On Thursday, Wagner, 21, takes the next step in a carefully crafted program designed to land her in the 2014 Winter Games in Sochi, Russia, when she sets out to defend her 2012 title at the U.S. Figure Skating Championships.
Wagner, a West Potomac graduate, seeks to become the first woman to win back-to-back U.S. championships since Michelle Kwan in 2005. In doing so, she would also lock in a spot at figure skating’s world championships in Ontario, Canada, in March.
“It has been my dream to not just go to the Olympics, but go and be competitive at the Olympics and be a medal hopeful,” Wagner told reporters heading into the U.S. Championships, which run Thursday through Sunday at Omaha’s CenturyLink Center. “This past season . . . I’ve proved I’m able to be competitive against some of the top-ranked [skaters] in the world. I still have a lot of work to do; I have a lot to improve. I’m not where I want to be going into next year’s Olympics, but I think I’m starting to get there.”
Wagner finished second to Japan’s Mao Asada at the Grand Prix final in Sochi on Dec. 8 despite falling twice during her free skate. One of the tumbles, during a triple loop coming out of a double axel, was particularly bruising, leaving her with a hip pointer and wrenched back.
But she proclaimed herself fit and eager for the U.S. Championships, which she enters as the gold-medal favorite. The women’s field is without two-time national champion Alissa Czisny, runner-up to Wagner last year, who dislocated her surgically repaired left hip during a recent tune-up in Appleton, Wisc.
With Czisny out, Wagner may face her toughest challenge from 17-year-old Gracie Gold, the 2012 U.S. junior champion who’ll be competing in her first senior-level competition in the United States. Known for her jumping and athleticism, Gold is expected to skate a more daring program than Wagner, who’ll dial back her ambitions and place a premium on delivering a clean, artistic performance.
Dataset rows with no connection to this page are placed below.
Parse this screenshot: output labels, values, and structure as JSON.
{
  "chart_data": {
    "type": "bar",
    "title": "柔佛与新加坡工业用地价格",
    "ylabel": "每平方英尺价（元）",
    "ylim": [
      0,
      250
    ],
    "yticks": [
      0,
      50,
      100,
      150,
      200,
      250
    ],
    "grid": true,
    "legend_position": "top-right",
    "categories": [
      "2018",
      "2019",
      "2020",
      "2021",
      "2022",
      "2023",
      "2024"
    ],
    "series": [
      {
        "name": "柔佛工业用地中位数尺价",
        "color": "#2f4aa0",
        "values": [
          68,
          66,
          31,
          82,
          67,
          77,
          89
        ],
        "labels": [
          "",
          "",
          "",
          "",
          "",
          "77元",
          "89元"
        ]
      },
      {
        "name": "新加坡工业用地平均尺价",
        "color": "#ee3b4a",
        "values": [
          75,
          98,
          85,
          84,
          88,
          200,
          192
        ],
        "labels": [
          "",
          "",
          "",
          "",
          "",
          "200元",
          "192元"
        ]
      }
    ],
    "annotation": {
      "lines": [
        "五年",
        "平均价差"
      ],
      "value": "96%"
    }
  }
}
On the men’s side, 27-year-old Jeremy Abbott is chasing a fourth U.S. championship, which would place him among an elite group of 11 that includes Button, Scott Hamilton, Brian Boitano and Todd Eldridge.
Like Wagner, Abbott is reining in his level of risk in Omaha, dropping a quad jump from his short program, in hopes of staging a spotless, artistic showing. Assuming he can keep the back ailments that dogged him in 2012 at bay, he should finish atop the podium.
Notably missing from the men’s competition is Lysacek, 27, the reigning Olympic champion, who withdrew earlier this month, citing a slower than expected recovery from surgery to repair a hernia in November. Also missing is three-time U.S. champion Johnny Weir, who returned to competition last season after a two-year hiatus but pulled out of this event, disappointed with his form.
Only the gold-medal winners in the women’s, men’s, pairs and ice dancing competitions will lock in a spot at the world championships. A second competitor in each discipline will be chosen later.
At worlds, all will be under pressure to perform not only for themselves but also for U.S. Figure Skating. Based on past performance, the U.S. is guaranteed just two Olympic berths for the men’s and women’s competition at Sochi; to gain a third spot, the top two finishers must place no lower than 13th when their results are combined. In other words, a fourth- and ninth-place finish by American women would be rewarded with a third Olympic berth. But a third- and 11th, for example, would not.
“The U.S. ladies really need to get that third spot back,” said Wagner.
In ice dancing, four-time U.S. champions Meryl Davis and Charlie White are prohibitive favorites. And medals of all colors should be up for grabs in an injury-depleted pairs field.
Note: Lorraine McNamara, 13, of Germantown and Quinn Carpenter, 16, of Wheaton claimed bronze in the junior ice-dancing competition (149.25 points) Wednesday.